Let me repeat that. Half of the workers impacted could not find jobs. Of the half that were lucky to find employment 90 per cent suffered a wage cut, and the average wage cut was almost 30 per cent. Exactly half of those who were made redundant believed that their long-term financial security has suffered significantly from this redundancy.

This survey's findings was supported by outcome data from the Mitsubishi labour adjustment package. Of the 1,117 workers who exited Mitsubishi, one year later 20 per cent had retired. Of the 936 who received support services, 261 have been unable to find a job, representing an unemployment rate of 27.9 per cent compared to the general South Australian unemployment rate of 5.1 per cent at that time. So to tell these workers that they will be liberated to pursue new opportunities when they are facing years, if not decades, of unemployment is offensive and patronising in the extreme. It demonstrates, yet again, that this Prime Minister is out of touch with what everyday Australians face in the community. It is appalling behaviour.

And there has been hypocrisy by others in this debate. For example, the member for Dawson was railing against automotive subsidies when he was recorded as standing up for ethanol subsidies very recently. The member for Corangamite was equating this mythical 6,000 temporary construction jobs that might accrue to the East West Link if it ever begins construction with the 50,000 direct long-term sustainable jobs of the automotive sector.
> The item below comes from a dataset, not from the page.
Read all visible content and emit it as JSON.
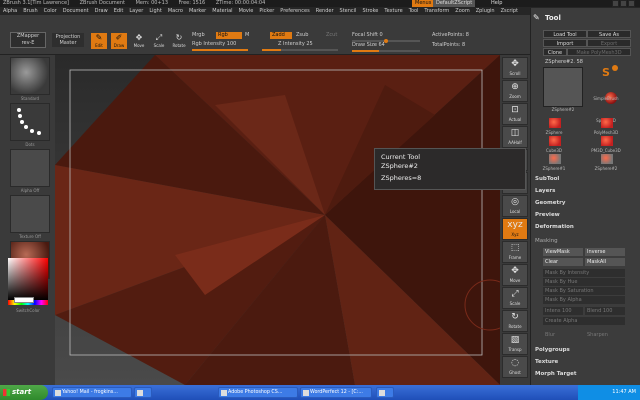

So the contribution of those on the other side has been, at worst, middling but in reality quite appalling.

A future without assembly operations is very dire for components producers and R&D. There are real advantages that accrue from collocation, and I fear for the rest of the industry once general assembly finishes in this country. It is symbolic of who really controls the cabinet, because it is well known that the Minister for Industry tried to fight for this industry but he had zero influence in cabinet and got rolled, yet again, just as the Minister for the Environment gets rolled time and time again. I sometimes wonder why the Minister for Industry and Minister for Environment bother showing up to cabin given they have zero influence on it.

The truth is that this bill represents the final nail in the coffin of a once-proud industry—an industry that both sides of politics profess to support; an industry that the Prime Minister said was a test of a modern economy. You could tell that Australia had a modern economy because we had an automotive sector. Well, under his watch and under the watch of the Treasurer, the member for North Sydney, we have lost that industry. We have lost the claim that we were one of 13 countries that could make a car from scratch. This country will be poorer for it. Workers, their families and communities will be devastated, and it will be the epitaph of this government.